Media Handling

When converting Notion pages to Markdown, handling media files (images, videos, PDFs, etc.) is essential. notion-to-md v4 provides powerful media handling capabilities that solve several key challenges.

Why Media Handling Matters

Notion stores media files on temporary URLs that expire after a short period. When you convert Notion content to Markdown, you need a solution for these media references:

  1. Permanence - Notion’s media URLs expire which fails to work for static content.
  2. Ownership - You might want to host media files yourself rather than relying on Notion
  3. Optimization - You may need to process images (resize, compress, format conversion)

Media Handler Strategies

Notion-to-md v4 offers three strategies for handling media, each tailored to different needs:

  • Direct Strategy: Uses Notion’s URLs directly—ideal for temporary exports or testing, though it’s the least reliable option.
  • Download Strategy: Downloads media files to your local filesystem, making it perfect for static sites, local applications, or scenarios where you need complete control.
  • Upload Strategy: Uploads media files to an external service (like S3 or Cloudinary), and is best suited for production websites, CMS integration, or cloud-based workflows.
ℹ️
Download and Upload strategies also include cleanup functionality to remove unused media files. This ensures that your media storage remains organized and free from unnecessary files.

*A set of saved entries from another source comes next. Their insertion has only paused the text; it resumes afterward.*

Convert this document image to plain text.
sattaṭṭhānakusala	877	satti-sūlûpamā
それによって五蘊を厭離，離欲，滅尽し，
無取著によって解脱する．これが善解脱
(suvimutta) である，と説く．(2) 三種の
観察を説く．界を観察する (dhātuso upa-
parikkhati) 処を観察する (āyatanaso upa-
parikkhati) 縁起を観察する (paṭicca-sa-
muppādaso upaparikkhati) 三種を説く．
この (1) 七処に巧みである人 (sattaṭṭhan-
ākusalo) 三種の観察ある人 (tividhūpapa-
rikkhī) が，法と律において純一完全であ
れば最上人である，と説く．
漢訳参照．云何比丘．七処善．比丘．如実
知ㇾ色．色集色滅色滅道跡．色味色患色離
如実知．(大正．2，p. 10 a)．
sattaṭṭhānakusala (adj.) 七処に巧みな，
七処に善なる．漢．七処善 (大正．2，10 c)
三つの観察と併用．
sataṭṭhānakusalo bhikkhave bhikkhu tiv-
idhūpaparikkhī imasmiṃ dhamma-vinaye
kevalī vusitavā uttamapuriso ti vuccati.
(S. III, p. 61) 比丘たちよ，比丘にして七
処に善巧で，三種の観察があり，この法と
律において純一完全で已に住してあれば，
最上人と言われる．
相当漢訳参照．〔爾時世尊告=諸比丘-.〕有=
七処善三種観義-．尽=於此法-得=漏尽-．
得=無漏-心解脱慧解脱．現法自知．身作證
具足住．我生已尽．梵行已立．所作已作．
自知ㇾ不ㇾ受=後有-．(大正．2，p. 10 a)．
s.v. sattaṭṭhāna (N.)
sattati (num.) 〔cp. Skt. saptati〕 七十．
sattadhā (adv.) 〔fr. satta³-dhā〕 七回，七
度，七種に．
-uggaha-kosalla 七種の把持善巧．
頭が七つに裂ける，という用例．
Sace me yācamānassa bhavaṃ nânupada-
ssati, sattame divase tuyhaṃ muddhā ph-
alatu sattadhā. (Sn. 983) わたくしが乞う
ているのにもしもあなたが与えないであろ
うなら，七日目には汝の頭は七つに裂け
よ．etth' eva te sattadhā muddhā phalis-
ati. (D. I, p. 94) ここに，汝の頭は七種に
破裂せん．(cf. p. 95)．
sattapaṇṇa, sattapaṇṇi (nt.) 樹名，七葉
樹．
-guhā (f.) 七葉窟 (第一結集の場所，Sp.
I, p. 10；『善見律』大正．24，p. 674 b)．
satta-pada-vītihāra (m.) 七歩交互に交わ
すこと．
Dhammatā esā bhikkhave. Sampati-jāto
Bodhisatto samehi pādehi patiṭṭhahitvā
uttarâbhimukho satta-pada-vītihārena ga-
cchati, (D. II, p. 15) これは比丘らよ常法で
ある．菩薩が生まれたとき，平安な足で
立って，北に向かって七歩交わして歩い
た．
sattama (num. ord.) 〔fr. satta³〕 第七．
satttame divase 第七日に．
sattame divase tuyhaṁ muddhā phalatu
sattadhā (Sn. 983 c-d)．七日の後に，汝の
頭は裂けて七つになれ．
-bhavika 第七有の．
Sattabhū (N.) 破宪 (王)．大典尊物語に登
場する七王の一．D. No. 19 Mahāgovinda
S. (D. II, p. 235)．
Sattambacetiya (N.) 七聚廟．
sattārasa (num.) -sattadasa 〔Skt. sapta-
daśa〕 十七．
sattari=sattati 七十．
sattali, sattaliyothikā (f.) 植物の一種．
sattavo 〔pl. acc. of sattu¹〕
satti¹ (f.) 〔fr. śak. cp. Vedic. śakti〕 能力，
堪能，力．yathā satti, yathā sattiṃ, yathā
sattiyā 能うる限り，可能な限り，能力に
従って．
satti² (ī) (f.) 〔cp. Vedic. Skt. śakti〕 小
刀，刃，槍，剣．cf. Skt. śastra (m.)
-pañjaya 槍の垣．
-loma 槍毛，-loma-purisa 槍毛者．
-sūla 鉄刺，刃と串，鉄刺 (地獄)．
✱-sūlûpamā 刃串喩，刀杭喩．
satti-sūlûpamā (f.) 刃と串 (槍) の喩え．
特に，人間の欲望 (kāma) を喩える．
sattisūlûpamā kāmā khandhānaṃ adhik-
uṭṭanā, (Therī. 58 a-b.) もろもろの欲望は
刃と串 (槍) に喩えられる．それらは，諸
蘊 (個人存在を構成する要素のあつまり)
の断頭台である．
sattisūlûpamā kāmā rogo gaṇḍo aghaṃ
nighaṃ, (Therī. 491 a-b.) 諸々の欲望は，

Using the Download Strategy

The Download Strategy downloads media files from Notion and saves them to a local directory.

ℹ️
Detailed configuration options for the Download strategy are available in the Configuration Guide.

Basic Configuration

import { NotionConverter } from 'notion-to-md';
import * as path from 'path';

const n2m = new NotionConverter(notionClient)
  .downloadMediaTo({
    outputDir: './public/images',
    transformPath: (localPath) => `/images/${path.basename(localPath)}`
  });

await n2m.convert('your-page-id');

How It Works

  1. The media handler identifies all media blocks in the Notion content
  2. For each media block:
    • The file is downloaded from Notion
    • The content type is detected
    • The file is saved to the specified directory
    • The URL in the block is updated to reference the new location

Path Transformation

The transformPath function controls how local file paths are converted to URLs in your output. This is important for ensuring your content correctly references the media files.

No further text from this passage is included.